Neutral lipid storage disease
Abstract
Neutral lipid storage disease (NLSD) is a group of autosomal recessive disorders characterized by the excessive accumulation of neutral lipids in multiple tissues. Recently, two genes, adipose triglyceride lipase (ATGL/PNPLA2) and CGI-58/ABHD5, have been shown to cause NLSD.
ATGL specifically hydrolyzes the first fatty acid from triacylglycerols (TG) and CGI-58/ABHD5 stimulates ATGL activity by a currently unknown mechanism. Mutations in both the ATGL and the CGI-58 gene are associated with systemic TG accumulation. Yet, the resulting clinical manifestations are not identical. Patients with defective ATGL function suffer from more severe myopathy (NLSDM) than patients with defective CGI-58 function. On the other hand, CGI-58 mutations are always associated with ichthyosis (NLSDI), which was not observed in patients with defective ATGL function. These observations indicate an ATGL-independent function of CGI-58. This review summarizes recent findings with the goal of relating structural variants of ATGL and CGI-58 to functional consequences in lipid metabolism.

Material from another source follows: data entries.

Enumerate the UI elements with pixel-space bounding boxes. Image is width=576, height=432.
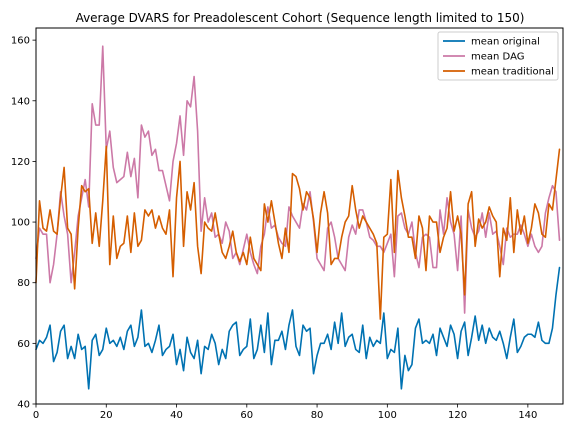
legend-label: mean traditional bbox=[471, 67, 554, 78]
x-tick-label: 40 bbox=[170, 410, 183, 421]
y-tick-label: 40 bbox=[17, 400, 30, 411]
y-tick-label: 160 bbox=[11, 36, 30, 47]
x-tick-label: 20 bbox=[100, 410, 113, 421]
x-tick-label: 140 bbox=[518, 410, 537, 421]
series-line-mean-DAG bbox=[35, 45, 561, 314]
legend-label: mean original bbox=[471, 37, 540, 48]
plot-area bbox=[35, 45, 561, 390]
y-tick-label: 100 bbox=[11, 218, 30, 229]
legend-box bbox=[437, 31, 559, 81]
legend: mean original mean DAG mean traditional bbox=[437, 31, 559, 81]
chart-title: Average DVARS for Preadolescent Cohort (… bbox=[76, 11, 525, 25]
x-tick-label: 60 bbox=[240, 410, 253, 421]
y-tick-label: 140 bbox=[11, 96, 30, 107]
legend-label: mean DAG bbox=[471, 52, 524, 63]
series-line-mean-original bbox=[35, 266, 561, 390]
x-tick-label: 0 bbox=[33, 410, 39, 421]
series-line-mean-traditional bbox=[35, 145, 561, 320]
x-tick-label: 120 bbox=[448, 410, 467, 421]
x-tick-label: 100 bbox=[378, 410, 397, 421]
y-tick-label: 120 bbox=[11, 157, 30, 168]
axes: 0 20 40 60 80 100 120 140 40 60 80 100 120 140 160 bbox=[11, 27, 564, 421]
y-tick-label: 80 bbox=[17, 278, 30, 289]
y-tick-label: 60 bbox=[17, 339, 30, 350]
axes-frame bbox=[35, 27, 564, 405]
x-tick-label: 80 bbox=[311, 410, 324, 421]
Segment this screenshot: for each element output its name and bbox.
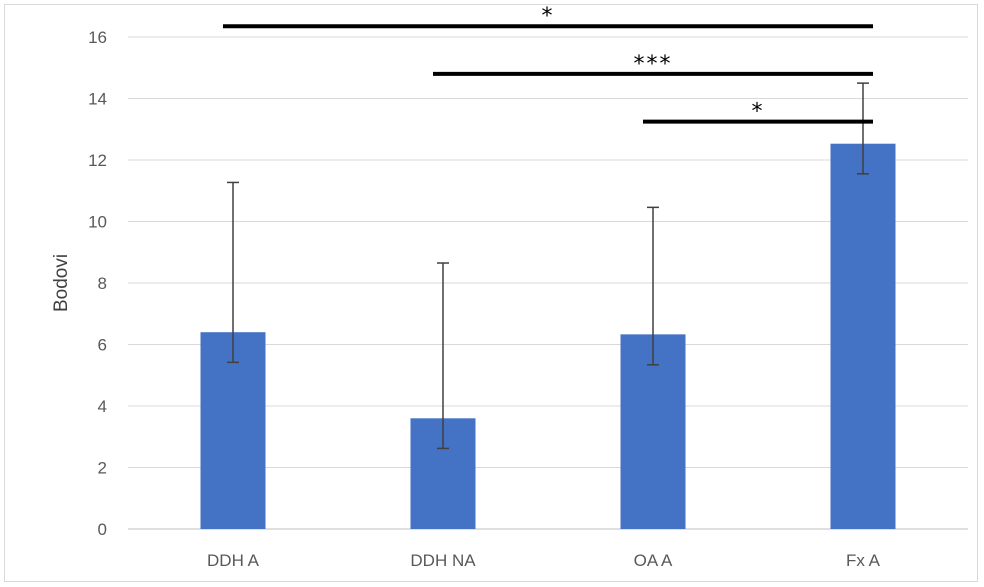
y-axis-tick-labels: 0 2 4 6 8 10 12 14 16: [88, 28, 107, 539]
x-tick-label: OA A: [634, 551, 673, 570]
significance-label: *: [752, 100, 765, 125]
x-axis-tick-labels: DDH A DDH NA OA A Fx A: [207, 551, 881, 570]
x-tick-label: DDH A: [207, 551, 260, 570]
gridlines: [128, 36, 968, 530]
bar: [620, 334, 686, 529]
y-tick-label: 2: [98, 459, 107, 478]
chart-frame: [4, 4, 978, 582]
bar: [830, 143, 896, 529]
y-tick-label: 16: [88, 28, 107, 47]
bar: [200, 332, 266, 529]
y-tick-label: 8: [98, 274, 107, 293]
bars: [200, 143, 896, 529]
x-tick-label: Fx A: [846, 551, 881, 570]
y-tick-label: 12: [88, 151, 107, 170]
y-tick-label: 14: [88, 90, 107, 109]
y-tick-label: 0: [98, 520, 107, 539]
significance-brackets: *****: [223, 4, 873, 125]
x-tick-label: DDH NA: [410, 551, 476, 570]
y-tick-label: 10: [88, 213, 107, 232]
error-bars: [227, 82, 869, 450]
y-tick-label: 6: [98, 336, 107, 355]
significance-label: *: [542, 4, 555, 29]
y-axis-title: Bodovi: [51, 254, 72, 312]
y-tick-label: 4: [98, 397, 107, 416]
significance-label: ***: [634, 52, 673, 77]
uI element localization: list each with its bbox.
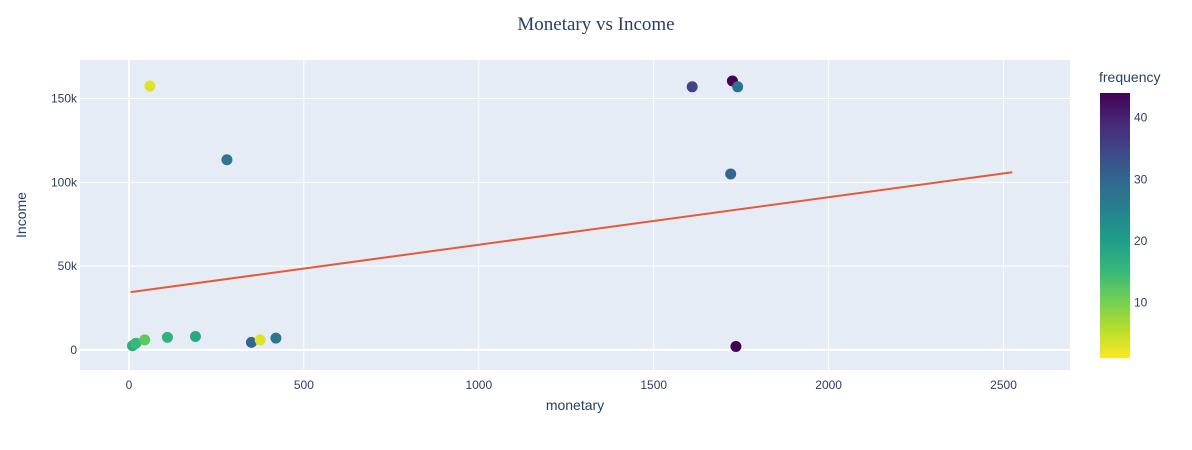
data-point xyxy=(189,330,201,342)
x-tick-label: 2000 xyxy=(815,378,842,392)
colorbar-tick-label: 40 xyxy=(1134,111,1148,125)
data-point xyxy=(686,81,698,93)
colorbar: frequency 10 20 30 40 xyxy=(1099,69,1160,358)
x-tick-label: 1000 xyxy=(465,378,492,392)
y-tick-label: 150k xyxy=(51,92,78,106)
chart-title: Monetary vs Income xyxy=(517,14,674,35)
y-tick-label: 0 xyxy=(70,343,77,357)
colorbar-tick-label: 20 xyxy=(1134,234,1148,248)
data-point xyxy=(725,168,737,180)
data-point xyxy=(730,341,742,353)
data-point xyxy=(144,80,156,92)
trendline xyxy=(130,171,1013,294)
x-tick-label: 500 xyxy=(294,378,314,392)
colorbar-tick-label: 10 xyxy=(1134,296,1148,310)
grid-lines xyxy=(80,60,1070,370)
trendline-layer xyxy=(130,171,1013,294)
data-point xyxy=(139,334,151,346)
data-point xyxy=(270,332,282,344)
data-point xyxy=(732,81,744,93)
data-point xyxy=(245,336,257,348)
x-tick-label: 2500 xyxy=(990,378,1017,392)
data-point xyxy=(254,334,266,346)
y-tick-label: 50k xyxy=(58,259,78,273)
colorbar-gradient xyxy=(1100,93,1130,358)
data-point xyxy=(130,337,142,349)
y-axis-title: Income xyxy=(13,192,29,238)
x-tick-label: 1500 xyxy=(640,378,667,392)
tick-labels: 0 500 1000 1500 2000 2500 0 50k 100k 150k xyxy=(51,92,1017,392)
colorbar-title: frequency xyxy=(1099,69,1160,85)
x-tick-label: 0 xyxy=(126,378,133,392)
plot-background xyxy=(80,60,1070,370)
data-points xyxy=(126,75,744,353)
data-point xyxy=(161,331,173,343)
y-tick-label: 100k xyxy=(51,175,78,189)
x-axis-title: monetary xyxy=(546,397,604,413)
data-point xyxy=(221,154,233,166)
colorbar-tick-label: 30 xyxy=(1134,172,1148,186)
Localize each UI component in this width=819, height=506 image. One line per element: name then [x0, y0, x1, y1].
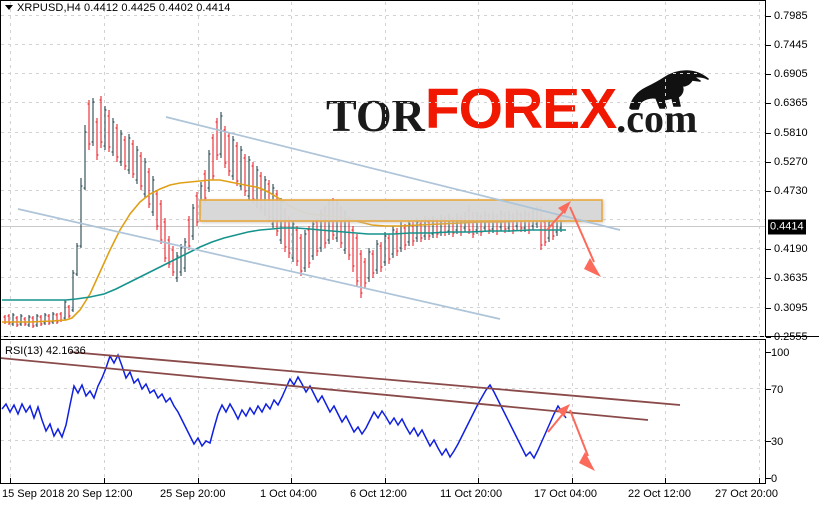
time-tickmark: [10, 478, 11, 483]
time-tickmark: [478, 478, 479, 483]
price-tickmark: [766, 16, 771, 17]
time-tickmark: [198, 478, 199, 483]
time-tickmark: [665, 478, 666, 483]
time-axis-tick: 6 Oct 12:00: [350, 488, 407, 500]
time-axis-tick: 17 Oct 04:00: [534, 488, 597, 500]
time-tickmark: [759, 478, 760, 483]
price-axis-tick: 0.3635: [774, 272, 808, 284]
time-axis-tick: 1 Oct 04:00: [260, 488, 317, 500]
price-tickmark: [766, 337, 771, 338]
rsi-tickmark: [766, 478, 771, 479]
left-axis-border: [0, 0, 1, 484]
time-tickmark: [572, 478, 573, 483]
price-tickmark: [766, 191, 771, 192]
time-tickmark: [385, 478, 386, 483]
time-tickmark: [104, 478, 105, 483]
price-panel-top-border: [0, 0, 766, 1]
price-axis-tick: 0.5270: [774, 156, 808, 168]
rsi-panel-top-border: [0, 339, 766, 340]
price-tickmark: [766, 278, 771, 279]
price-tickmark: [766, 103, 771, 104]
price-axis-tick: 0.4730: [774, 185, 808, 197]
price-axis-tick: 0.4190: [774, 243, 808, 255]
time-tickmark: [291, 478, 292, 483]
symbol-header-text: XRPUSD,H4 0.4412 0.4425 0.4402 0.4414: [17, 2, 231, 14]
rsi-axis-tick: 30: [771, 436, 784, 448]
watermark-com: .com: [616, 96, 698, 141]
price-axis-tick: 0.3095: [774, 302, 808, 314]
time-axis-tick: 27 Oct 20:00: [715, 488, 778, 500]
price-tickmark: [766, 162, 771, 163]
price-axis-tick: 0.6365: [774, 97, 808, 109]
price-axis-tick: 0.6905: [774, 68, 808, 80]
price-tickmark: [766, 74, 771, 75]
price-axis-tick: 0.2555: [774, 331, 808, 343]
rsi-axis-border: [765, 339, 766, 483]
current-price-badge: 0.4414: [768, 219, 806, 235]
time-axis-tick: 25 Sep 20:00: [160, 488, 226, 500]
price-tickmark: [766, 249, 771, 250]
rsi-axis-tick: 100: [771, 347, 790, 359]
price-chart-panel[interactable]: [0, 0, 819, 337]
time-axis-tick: 15 Sep 2018: [2, 488, 65, 500]
torforex-watermark: TOR FOREX .com: [326, 70, 709, 142]
chevron-down-icon[interactable]: [5, 4, 13, 10]
watermark-tor: TOR: [326, 90, 425, 141]
price-axis-tick: 0.7985: [774, 10, 808, 22]
rsi-tickmark: [766, 389, 771, 390]
price-axis-tick: 0.5810: [774, 127, 808, 139]
rsi-axis-tick: 0: [771, 473, 778, 485]
time-axis-border: [0, 483, 766, 484]
rsi-tickmark: [766, 441, 771, 442]
price-tickmark: [766, 308, 771, 309]
rsi-tickmark: [766, 352, 771, 353]
time-axis-tick: 11 Oct 20:00: [440, 488, 503, 500]
time-axis-tick: 20 Sep 12:00: [67, 488, 133, 500]
time-axis-tick: 22 Oct 12:00: [628, 488, 691, 500]
price-axis-border: [765, 0, 766, 337]
bull-icon: [629, 70, 709, 110]
watermark-forex: FOREX: [424, 77, 617, 141]
symbol-header-bar[interactable]: XRPUSD,H4 0.4412 0.4425 0.4402 0.4414: [5, 2, 230, 14]
price-axis-tick: 0.7445: [774, 39, 808, 51]
price-tickmark: [766, 133, 771, 134]
rsi-axis-tick: 70: [771, 384, 784, 396]
rsi-indicator-label: RSI(13) 42.1636: [5, 345, 86, 357]
rsi-indicator-panel[interactable]: [0, 339, 819, 483]
price-tickmark: [766, 45, 771, 46]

Neutral lipid storage disease with ichthyosis
Neutral lipid storage disease (NLSD) is a rare non-lysosomal, autosomal recessive lipid storage disorder characterized by systemic triacylglycerol (TG) deposition in multiple tissues including skin, muscle, liver, central nervous system, and blood leukocytes. One of the diagnostic characteristics of NLSD, the lipid containing vacuoles in leukocytes, was originally observed by Jordans in two brothers suffering from muscular dystrophy and subsequently the condition was named Jordans’ anomaly. In 1966, Rozenszajn described two sisters exhibiting the clinical manifestation of neutral lipid containing vacuoles in leukocytes combined with severe ichthyosis. In the 1970s, Dorfman and Chanarin et reported additional cases of NLSD with ichthyosis and lipid accumulation in leukocytes,gastrointestinal epithelium, bone marrow, cultured fibroblasts, liver, and striated muscle.

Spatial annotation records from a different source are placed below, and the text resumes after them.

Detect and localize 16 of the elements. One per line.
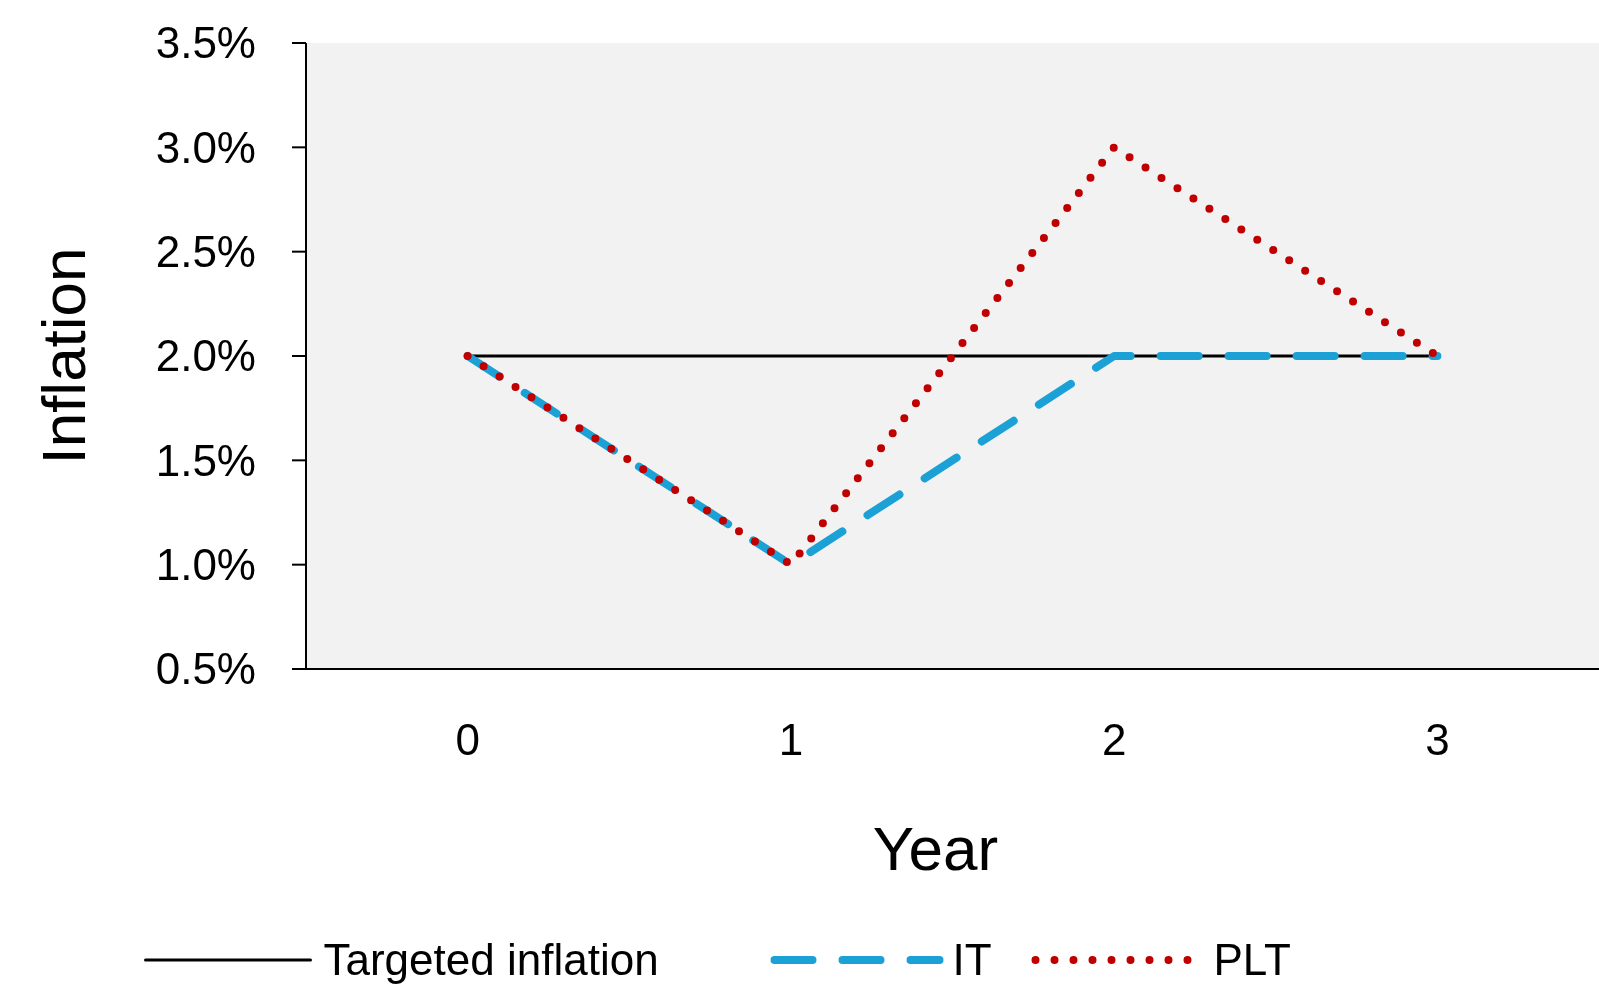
x-axis-title: Year [872, 814, 999, 883]
x-tick-label: 2 [1101, 715, 1127, 764]
y-tick-label: 2.0% [155, 331, 256, 381]
legend-label: IT [952, 935, 992, 985]
y-tick-label: 1.0% [155, 540, 256, 590]
y-tick-label: 1.5% [155, 435, 256, 485]
y-axis-title: Inflation [29, 247, 98, 465]
legend-label: Targeted inflation [323, 935, 659, 985]
y-tick-label: 3.5% [155, 18, 256, 68]
y-tick-label: 0.5% [155, 644, 256, 694]
y-tick-label: 2.5% [155, 227, 256, 277]
y-tick-label: 3.0% [155, 122, 256, 172]
legend-label: PLT [1213, 935, 1291, 985]
x-tick-label: 0 [455, 715, 480, 764]
x-tick-label: 1 [778, 715, 804, 764]
x-tick-label: 3 [1425, 715, 1450, 764]
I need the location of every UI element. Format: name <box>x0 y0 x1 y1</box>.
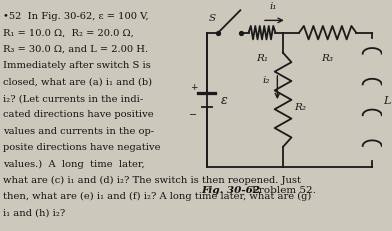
Text: i₂? (Let currents in the indi-: i₂? (Let currents in the indi- <box>3 94 143 103</box>
Text: R₁ = 10.0 Ω,  R₂ = 20.0 Ω,: R₁ = 10.0 Ω, R₂ = 20.0 Ω, <box>3 29 134 38</box>
Text: +: + <box>190 82 197 91</box>
Text: i₁: i₁ <box>270 2 277 11</box>
Text: R₃: R₃ <box>321 54 334 63</box>
Text: S: S <box>209 13 216 22</box>
Text: Fig. 30-62: Fig. 30-62 <box>201 185 260 194</box>
Text: L: L <box>384 95 391 105</box>
Text: •52  In Fig. 30-62, ε = 100 V,: •52 In Fig. 30-62, ε = 100 V, <box>3 12 149 21</box>
Text: R₃ = 30.0 Ω, and L = 2.00 H.: R₃ = 30.0 Ω, and L = 2.00 H. <box>3 45 149 54</box>
Text: R₁: R₁ <box>256 54 268 63</box>
Text: −: − <box>189 109 198 119</box>
Text: cated directions have positive: cated directions have positive <box>3 110 154 119</box>
Text: then, what are (e) i₁ and (f) i₂? A long time later, what are (g): then, what are (e) i₁ and (f) i₂? A long… <box>3 191 312 200</box>
Text: closed, what are (a) i₁ and (b): closed, what are (a) i₁ and (b) <box>3 77 152 86</box>
Text: R₂: R₂ <box>294 103 306 112</box>
Text: values.)  A  long  time  later,: values.) A long time later, <box>3 159 145 168</box>
Text: i₂: i₂ <box>262 76 270 85</box>
Text: values and currents in the op-: values and currents in the op- <box>3 126 154 135</box>
Text: Problem 52.: Problem 52. <box>252 185 316 194</box>
Text: posite directions have negative: posite directions have negative <box>3 143 161 152</box>
Text: ε: ε <box>221 94 228 107</box>
Text: Immediately after switch S is: Immediately after switch S is <box>3 61 151 70</box>
Text: i₁ and (h) i₂?: i₁ and (h) i₂? <box>3 208 65 216</box>
Text: what are (c) i₁ and (d) i₂? The switch is then reopened. Just: what are (c) i₁ and (d) i₂? The switch i… <box>3 175 301 184</box>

More variable clinical features included liver steatosis, hepatosplenomegaly, skeletal- and cardiomyopathy, double-sided cataracts, growth retardation, ataxia, bilateral sensorineural hearing loss, horizontal nystagmus, and/or mental retardation (7;12;45). In recognition of these early works, NLSD with ichthyosis was subsequently named Chanarin-Dorfman-Syndrome (CDS).

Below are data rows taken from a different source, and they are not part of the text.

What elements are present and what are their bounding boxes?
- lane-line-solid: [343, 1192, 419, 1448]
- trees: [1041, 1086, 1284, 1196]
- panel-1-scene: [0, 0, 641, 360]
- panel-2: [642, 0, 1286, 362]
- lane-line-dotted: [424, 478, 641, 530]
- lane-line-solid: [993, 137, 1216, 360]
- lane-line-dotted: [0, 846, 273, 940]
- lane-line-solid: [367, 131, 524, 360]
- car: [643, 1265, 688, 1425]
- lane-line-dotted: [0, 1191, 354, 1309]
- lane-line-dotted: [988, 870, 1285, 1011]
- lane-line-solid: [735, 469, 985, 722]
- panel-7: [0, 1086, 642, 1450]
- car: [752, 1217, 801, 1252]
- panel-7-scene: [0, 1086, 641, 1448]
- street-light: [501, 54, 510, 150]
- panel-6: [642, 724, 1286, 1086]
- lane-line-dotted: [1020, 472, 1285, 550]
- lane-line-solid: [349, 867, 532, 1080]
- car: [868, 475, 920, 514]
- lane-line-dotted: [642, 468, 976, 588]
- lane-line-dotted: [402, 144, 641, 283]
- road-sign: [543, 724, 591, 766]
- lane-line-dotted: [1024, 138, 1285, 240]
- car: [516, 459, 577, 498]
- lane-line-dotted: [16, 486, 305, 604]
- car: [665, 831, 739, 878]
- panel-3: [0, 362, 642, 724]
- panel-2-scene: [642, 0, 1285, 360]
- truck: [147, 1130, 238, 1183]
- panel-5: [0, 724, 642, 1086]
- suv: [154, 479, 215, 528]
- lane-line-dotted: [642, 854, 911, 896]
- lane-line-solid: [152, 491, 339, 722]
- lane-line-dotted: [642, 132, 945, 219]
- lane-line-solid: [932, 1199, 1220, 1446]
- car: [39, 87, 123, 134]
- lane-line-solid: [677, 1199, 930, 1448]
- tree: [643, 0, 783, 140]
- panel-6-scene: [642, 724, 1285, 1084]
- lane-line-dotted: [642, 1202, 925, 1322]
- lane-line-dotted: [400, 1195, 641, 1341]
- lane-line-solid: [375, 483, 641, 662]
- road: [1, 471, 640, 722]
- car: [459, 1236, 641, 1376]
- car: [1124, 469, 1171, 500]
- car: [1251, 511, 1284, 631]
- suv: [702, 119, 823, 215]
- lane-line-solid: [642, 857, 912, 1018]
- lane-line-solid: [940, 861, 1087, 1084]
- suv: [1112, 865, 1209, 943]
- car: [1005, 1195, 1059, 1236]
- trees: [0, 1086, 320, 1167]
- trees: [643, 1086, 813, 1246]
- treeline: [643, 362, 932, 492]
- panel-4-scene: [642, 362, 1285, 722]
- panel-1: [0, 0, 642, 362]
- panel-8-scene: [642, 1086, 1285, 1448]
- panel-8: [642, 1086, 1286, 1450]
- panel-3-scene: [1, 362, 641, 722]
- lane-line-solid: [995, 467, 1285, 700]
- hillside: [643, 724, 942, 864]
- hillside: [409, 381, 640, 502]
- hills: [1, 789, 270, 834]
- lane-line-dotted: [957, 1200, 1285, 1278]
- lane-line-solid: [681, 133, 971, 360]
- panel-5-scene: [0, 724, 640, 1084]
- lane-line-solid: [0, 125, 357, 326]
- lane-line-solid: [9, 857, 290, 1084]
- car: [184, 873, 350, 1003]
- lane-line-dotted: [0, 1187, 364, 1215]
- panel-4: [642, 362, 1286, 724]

The specific form of ichthyosis associated with CDS represents non-bullous congenital ichthyosiform erythroderma and is characterized by a pronounced defect in the permeability barrier function of the skin . The condition is thought to result from the excessive incorporation of non-polar lipids into the lamellar membrane. As a consequence, lipid microinclusions form a non-lamellar phase within the stratum corneum interstices, impairing the barrier function (10;13).